Ivory Sale Encourages Poachers

US Person told you that the "legal" ivory sale to China some months back would lead to increase in slaughter of elephants for their tusks {Death to Elephants, 7/16/09}.   That is exactly what is happening in Kenya's Tsavo National Park.  Five elephants have been killed in the Park in the past six weeks reports The Independent.  Wildlife officials and conservationists are blaming the increase on the sale of over a hundred tons of stockpiled ivory from Botswana, Namibia, South Africa and Zimbabwe.

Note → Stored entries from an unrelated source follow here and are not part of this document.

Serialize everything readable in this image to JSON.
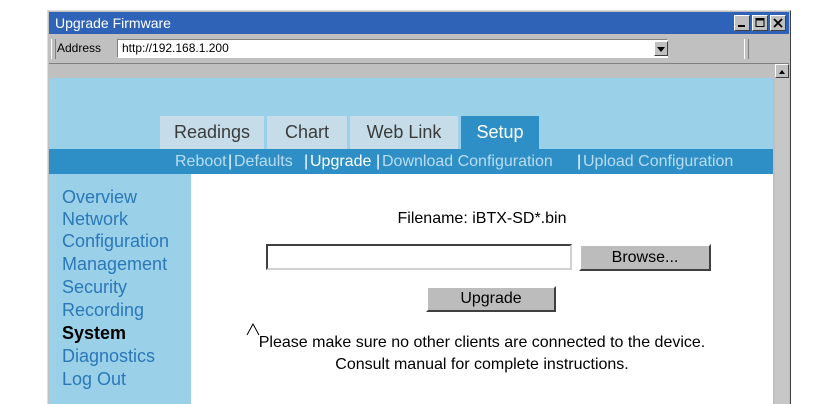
{
  "window": {
    "title": "Upgrade Firmware"
  },
  "address_bar": {
    "label": "Address",
    "url": "http://192.168.1.200"
  },
  "tabs": [
    {
      "label": "Readings",
      "active": false
    },
    {
      "label": "Chart",
      "active": false
    },
    {
      "label": "Web Link",
      "active": false
    },
    {
      "label": "Setup",
      "active": true
    }
  ],
  "subnav": {
    "items": [
      "Reboot",
      "Defaults",
      "Upgrade",
      "Download Configuration",
      "Upload Configuration"
    ],
    "separator": "|",
    "current": "Upgrade"
  },
  "sidebar": {
    "items": [
      {
        "label": "Overview"
      },
      {
        "label": "Network"
      },
      {
        "label": "Configuration"
      },
      {
        "label": "Management"
      },
      {
        "label": "Security"
      },
      {
        "label": "Recording"
      },
      {
        "label": "System",
        "current": true
      },
      {
        "label": "Diagnostics"
      },
      {
        "label": "Log Out"
      }
    ]
  },
  "upgrade_form": {
    "filename_text": "Filename: iBTX-SD*.bin",
    "file_value": "",
    "browse_label": "Browse...",
    "upgrade_label": "Upgrade",
    "message_line1": "Please make sure no other clients are connected to the device.",
    "message_line2": "Consult manual for complete instructions."
  },
  "colors": {
    "title_bar": "#2f63b8",
    "page_bg": "#9ad0e8",
    "nav_bar": "#2e8fc7",
    "link": "#2b78b8"
  }
}
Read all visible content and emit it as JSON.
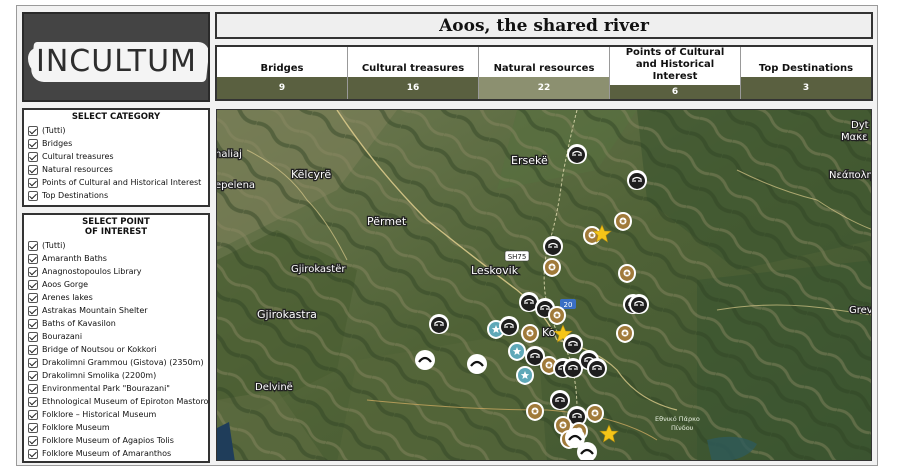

The sale was permitted by the UN under the Convention on International Trade in Endangered Species (CITES) despite fierce opposition.   British Labor MP Alan Simpson said the sale was "obscene" and "a license to kill".   The discredited dictator of Zimbabwe, Robert Mugabe instigated the first sale of "legal" ivory in 1997 after the miserable trade in elephant parts was officially banned in 1989.  Elephants were hunted down mercilessly in the 70's and 80's for the ivory causing their population to collapse from 1.3 million to 625,000 in a decade.  The recent victims were found in three different areas of Tsavo with their tusks hacked off.  Two suspected poachers were arrested along with a middleman who had already sold the tusks into the illegal trade. Two AK-47s and 38 rounds were confiscated. It is suspected that some of the elephants died a slow death from poisoned arrow wounds.  Overall, elephant poaching in Kenya has increased 60% over last year.  An official of the International Fund for Animal Welfare said "we believe there is strong correlation between this upsurge and the ivory stockpile sales allowed by CITES."